A Machine Learning Taxonomic Classifier for Science Publications

Abstract:

The evolution in scientific production, associated with the growing interdomain collaboration of knowledge and the increasing co-authorship of scientific works remains supported by processes of manual, highly subjective classification, subject to misinterpretation. The taxonomy on which this same classification process is based is not consensual, with governmental organizations resorting to taxonomies that do not keep up with changes in scientific areas, and indexers / repositories that seek to keep up with those changes. We find a reality distinct from what is expected and that the domains where scientific work is recorded can easily be misrepresentative of the work itself. The taxonomy applied today by governmental bodies, such as the one that regulates scientific production in Portugal, is not enough, is limiting, and promotes classification in areas close to the desired, therefore with great potential for error.

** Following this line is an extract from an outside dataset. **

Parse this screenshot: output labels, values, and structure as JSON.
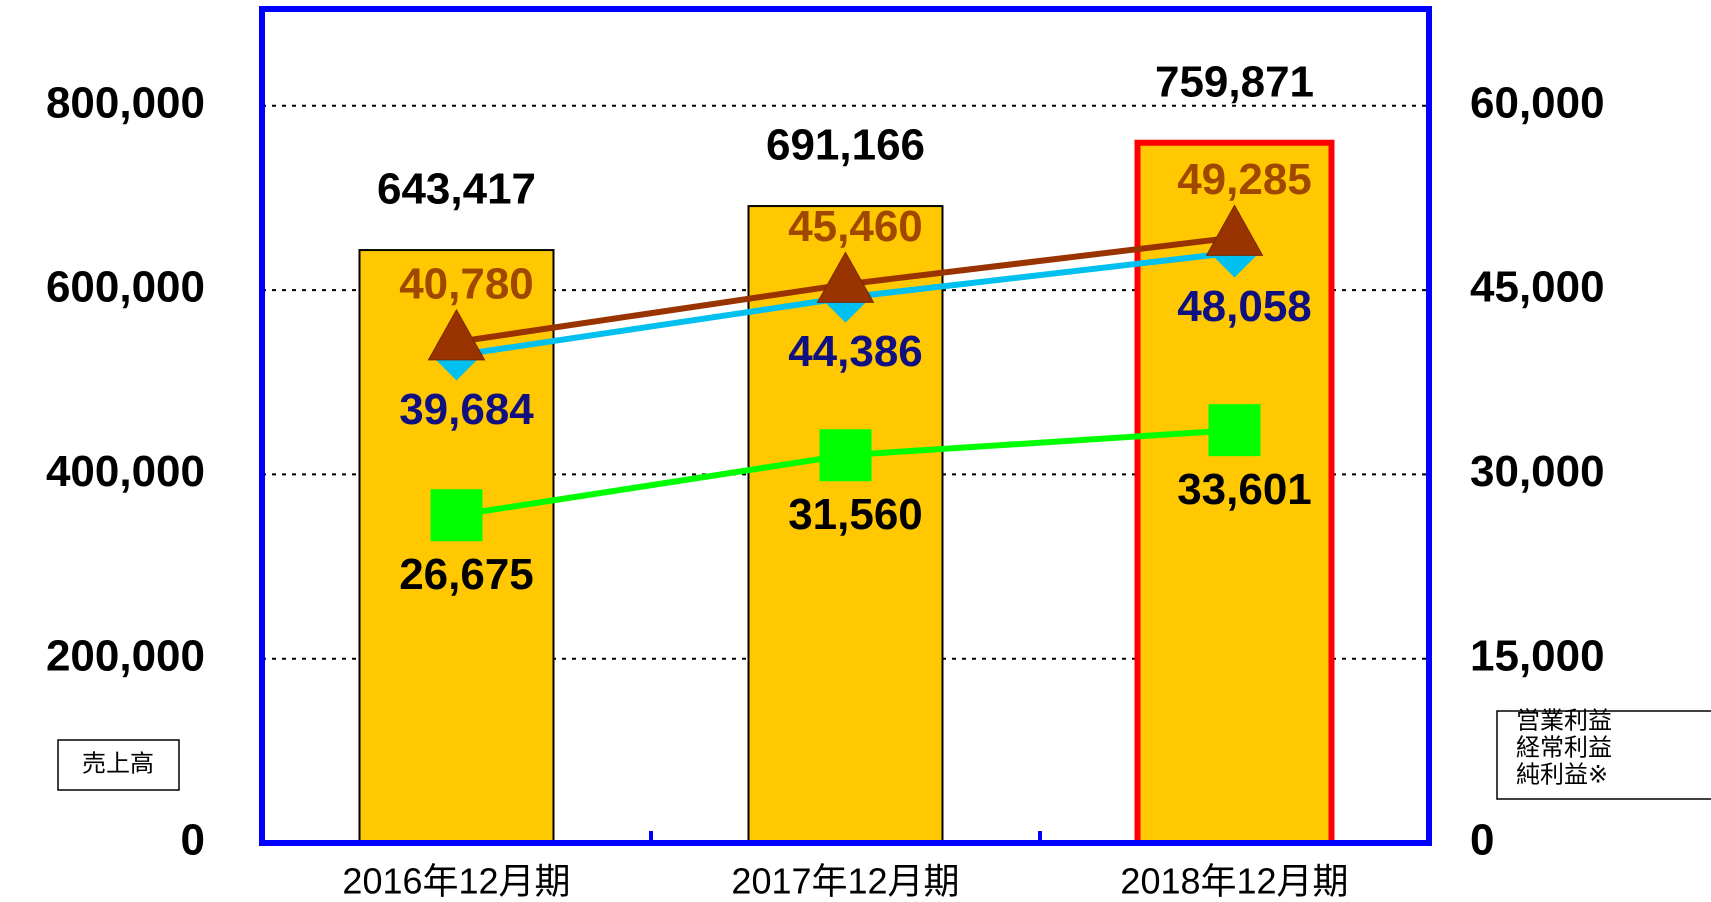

An automatic classification process based on machine learning algorithms presents itself as a possible solution to the subjectivity problem in classification, and while it does not solve the issue of taxonomy mismatch this work shows this possibility with proved results. This paper proposes the use of Machine Learning with Natural Language Processing techniques and suggests some changes on the current taxonomies to improve classification and access to science and concludes with some future work proposals for an increasingly representative classification of evolution in science, which is not intended as airtight, but flexible and perhaps increasingly based on phenomena and not just disciplines.